Three "armed civilians" were killed in the shootouts and two members of the Tamaulipas state police were injured, according to a statement by Mexico's Interior Ministry. Several suspects arrested during the shootouts were transferred to facilities in Mexico City, the statement said.
Reynosa, a city of 600,000, came to resemble a war zone after gunmen created several narcobloqueos, a cartel tactic that uses burning vehicles to block intersections and snarl traffic. The Reynosa government issued a "red light" emergency warning Friday afternoon, advising residents to stay away from several parts of the city.
Videos showed panicked civilians taking cover behind cars and buildings as dozens of gunshots rang out and huge plumes of black smoke billowed from burning cars and buses.
According to Borderland Beat, a site that tracks Mexican drug war violence, the vehicles were hijacked and set on fire "in an apparent attempt to aid in rescuing" the captured cartel leader. The attorney general's office in the city also reportedly came under fire during the attack. Security forces brought the city back under control by Friday evening.
Once one of Mexico's most powerful drug trafficking organizations, the Gulf cartel has split into two rival factions, with El Gafe based in Matamoros and leading the group known as Los Metros.

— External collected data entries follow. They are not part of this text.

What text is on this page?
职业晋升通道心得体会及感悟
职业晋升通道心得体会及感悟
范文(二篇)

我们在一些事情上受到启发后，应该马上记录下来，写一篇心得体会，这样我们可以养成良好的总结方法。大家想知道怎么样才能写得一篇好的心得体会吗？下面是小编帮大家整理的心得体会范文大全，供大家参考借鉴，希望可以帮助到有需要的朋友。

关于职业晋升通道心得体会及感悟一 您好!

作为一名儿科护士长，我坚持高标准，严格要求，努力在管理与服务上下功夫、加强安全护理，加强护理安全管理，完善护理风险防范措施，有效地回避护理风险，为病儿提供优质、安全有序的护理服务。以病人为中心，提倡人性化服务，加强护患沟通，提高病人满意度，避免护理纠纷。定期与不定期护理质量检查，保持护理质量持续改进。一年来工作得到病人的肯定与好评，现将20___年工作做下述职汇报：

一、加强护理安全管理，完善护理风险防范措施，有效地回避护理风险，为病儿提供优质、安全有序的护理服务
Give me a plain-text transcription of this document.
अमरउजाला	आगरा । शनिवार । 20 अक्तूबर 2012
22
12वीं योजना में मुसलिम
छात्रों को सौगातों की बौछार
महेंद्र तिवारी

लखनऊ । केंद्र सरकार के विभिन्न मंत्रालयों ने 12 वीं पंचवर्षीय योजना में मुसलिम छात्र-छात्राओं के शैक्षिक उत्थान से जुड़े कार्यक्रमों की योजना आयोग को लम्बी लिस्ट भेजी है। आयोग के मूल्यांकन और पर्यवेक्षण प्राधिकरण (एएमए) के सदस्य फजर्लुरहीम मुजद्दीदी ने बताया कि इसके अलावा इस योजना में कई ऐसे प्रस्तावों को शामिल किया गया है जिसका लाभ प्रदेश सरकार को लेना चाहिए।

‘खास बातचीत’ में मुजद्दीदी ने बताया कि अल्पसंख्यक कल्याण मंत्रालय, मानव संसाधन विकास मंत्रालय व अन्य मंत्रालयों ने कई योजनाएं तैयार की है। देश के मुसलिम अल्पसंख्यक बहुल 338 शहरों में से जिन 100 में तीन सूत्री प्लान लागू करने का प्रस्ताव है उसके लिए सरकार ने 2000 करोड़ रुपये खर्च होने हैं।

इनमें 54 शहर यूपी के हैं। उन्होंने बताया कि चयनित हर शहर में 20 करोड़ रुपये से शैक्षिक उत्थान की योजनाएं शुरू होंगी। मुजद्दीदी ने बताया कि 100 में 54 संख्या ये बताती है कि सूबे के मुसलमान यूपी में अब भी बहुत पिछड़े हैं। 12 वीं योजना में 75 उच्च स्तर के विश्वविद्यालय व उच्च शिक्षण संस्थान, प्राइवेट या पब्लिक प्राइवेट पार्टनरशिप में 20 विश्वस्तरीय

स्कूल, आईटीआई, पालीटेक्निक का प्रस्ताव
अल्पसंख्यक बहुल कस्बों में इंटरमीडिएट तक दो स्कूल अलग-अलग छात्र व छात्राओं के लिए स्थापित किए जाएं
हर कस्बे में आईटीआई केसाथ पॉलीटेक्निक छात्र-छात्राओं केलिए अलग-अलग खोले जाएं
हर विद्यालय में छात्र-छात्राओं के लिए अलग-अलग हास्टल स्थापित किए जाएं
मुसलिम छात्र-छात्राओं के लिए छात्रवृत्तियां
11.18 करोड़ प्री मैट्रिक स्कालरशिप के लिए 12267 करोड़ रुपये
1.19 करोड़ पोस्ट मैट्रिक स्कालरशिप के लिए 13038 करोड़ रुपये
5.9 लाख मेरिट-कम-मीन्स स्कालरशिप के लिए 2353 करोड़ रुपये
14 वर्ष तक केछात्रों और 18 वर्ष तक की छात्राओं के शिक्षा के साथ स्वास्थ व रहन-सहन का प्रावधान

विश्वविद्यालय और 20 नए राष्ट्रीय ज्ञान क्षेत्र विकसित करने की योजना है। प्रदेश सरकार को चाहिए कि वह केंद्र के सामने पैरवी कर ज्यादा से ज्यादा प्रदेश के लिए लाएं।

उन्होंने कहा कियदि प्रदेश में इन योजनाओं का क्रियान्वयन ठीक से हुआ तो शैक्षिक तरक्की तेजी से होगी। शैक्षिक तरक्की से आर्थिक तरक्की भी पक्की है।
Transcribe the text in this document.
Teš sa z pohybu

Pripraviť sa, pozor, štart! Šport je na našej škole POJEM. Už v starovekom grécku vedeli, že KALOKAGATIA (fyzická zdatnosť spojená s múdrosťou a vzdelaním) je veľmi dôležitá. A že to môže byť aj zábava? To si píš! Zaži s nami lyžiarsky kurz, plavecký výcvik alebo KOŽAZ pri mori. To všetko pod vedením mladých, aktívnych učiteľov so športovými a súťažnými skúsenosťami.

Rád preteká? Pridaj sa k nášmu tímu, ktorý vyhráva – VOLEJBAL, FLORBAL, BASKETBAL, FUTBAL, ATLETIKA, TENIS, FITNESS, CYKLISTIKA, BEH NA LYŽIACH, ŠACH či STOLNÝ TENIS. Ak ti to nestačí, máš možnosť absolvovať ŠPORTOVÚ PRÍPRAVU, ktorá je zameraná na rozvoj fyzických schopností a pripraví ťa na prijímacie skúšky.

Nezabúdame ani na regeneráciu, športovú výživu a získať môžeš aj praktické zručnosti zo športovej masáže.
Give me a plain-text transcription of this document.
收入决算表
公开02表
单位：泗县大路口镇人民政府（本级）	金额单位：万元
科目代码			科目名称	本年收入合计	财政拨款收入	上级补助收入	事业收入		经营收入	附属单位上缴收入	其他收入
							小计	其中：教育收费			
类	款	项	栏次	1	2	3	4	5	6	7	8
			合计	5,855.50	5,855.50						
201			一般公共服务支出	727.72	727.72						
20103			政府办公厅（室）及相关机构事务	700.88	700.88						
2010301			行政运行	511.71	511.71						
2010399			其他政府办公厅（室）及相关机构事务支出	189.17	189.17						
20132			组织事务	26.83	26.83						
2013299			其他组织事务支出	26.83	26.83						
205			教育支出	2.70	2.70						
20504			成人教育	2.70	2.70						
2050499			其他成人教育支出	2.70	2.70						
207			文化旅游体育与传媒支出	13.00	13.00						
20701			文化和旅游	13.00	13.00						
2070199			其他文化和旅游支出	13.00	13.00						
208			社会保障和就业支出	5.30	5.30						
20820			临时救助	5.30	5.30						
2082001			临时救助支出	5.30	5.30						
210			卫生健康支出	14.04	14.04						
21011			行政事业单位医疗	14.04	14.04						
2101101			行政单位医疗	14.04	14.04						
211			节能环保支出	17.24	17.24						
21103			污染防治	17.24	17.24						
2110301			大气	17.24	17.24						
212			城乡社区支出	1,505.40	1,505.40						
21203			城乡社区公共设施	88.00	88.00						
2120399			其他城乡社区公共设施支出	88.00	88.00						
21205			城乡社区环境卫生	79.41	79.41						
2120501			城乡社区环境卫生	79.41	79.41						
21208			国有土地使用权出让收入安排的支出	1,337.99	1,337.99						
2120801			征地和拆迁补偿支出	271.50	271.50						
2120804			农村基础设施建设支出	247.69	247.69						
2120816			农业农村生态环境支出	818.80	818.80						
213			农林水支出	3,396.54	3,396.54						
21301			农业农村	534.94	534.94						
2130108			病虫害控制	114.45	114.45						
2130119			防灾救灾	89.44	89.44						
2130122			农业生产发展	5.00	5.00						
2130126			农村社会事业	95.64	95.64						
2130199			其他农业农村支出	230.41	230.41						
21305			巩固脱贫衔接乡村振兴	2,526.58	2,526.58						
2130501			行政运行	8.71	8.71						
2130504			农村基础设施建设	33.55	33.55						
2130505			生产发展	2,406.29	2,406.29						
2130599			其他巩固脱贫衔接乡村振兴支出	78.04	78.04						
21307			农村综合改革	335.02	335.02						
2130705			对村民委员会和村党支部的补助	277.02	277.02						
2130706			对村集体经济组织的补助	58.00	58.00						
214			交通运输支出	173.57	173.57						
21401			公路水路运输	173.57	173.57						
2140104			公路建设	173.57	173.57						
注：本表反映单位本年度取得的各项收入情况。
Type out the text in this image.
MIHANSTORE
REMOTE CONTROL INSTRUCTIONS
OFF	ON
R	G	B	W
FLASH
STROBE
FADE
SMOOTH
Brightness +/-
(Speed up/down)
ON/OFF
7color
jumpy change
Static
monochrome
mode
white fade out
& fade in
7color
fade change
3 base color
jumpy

Police identified El Gafe as Jose Hugo Rodriguez Sanchez, retracting an earlier claim that he was Jose Tiburcio Hernandez Fuentes, another alleged Gulf cartel member.
Reynosa has been the scene of some of the worst drug cartel-related violence in Mexico in recent years. In addition to the rival Gulf cartel factions now vying for power, the Zetas cartel has fought for control of the lucrative smuggling routes through the city and surrounding border area.
Francisco Garcia Cabeza de Vaca, an opposition senator and former mayor of Reynosa said that the city was "completely out of control" on Friday, according to NBC News.
More than 100,000 people have been killed in Mexico's drug war since 2006, according to the Drug Policy Alliance.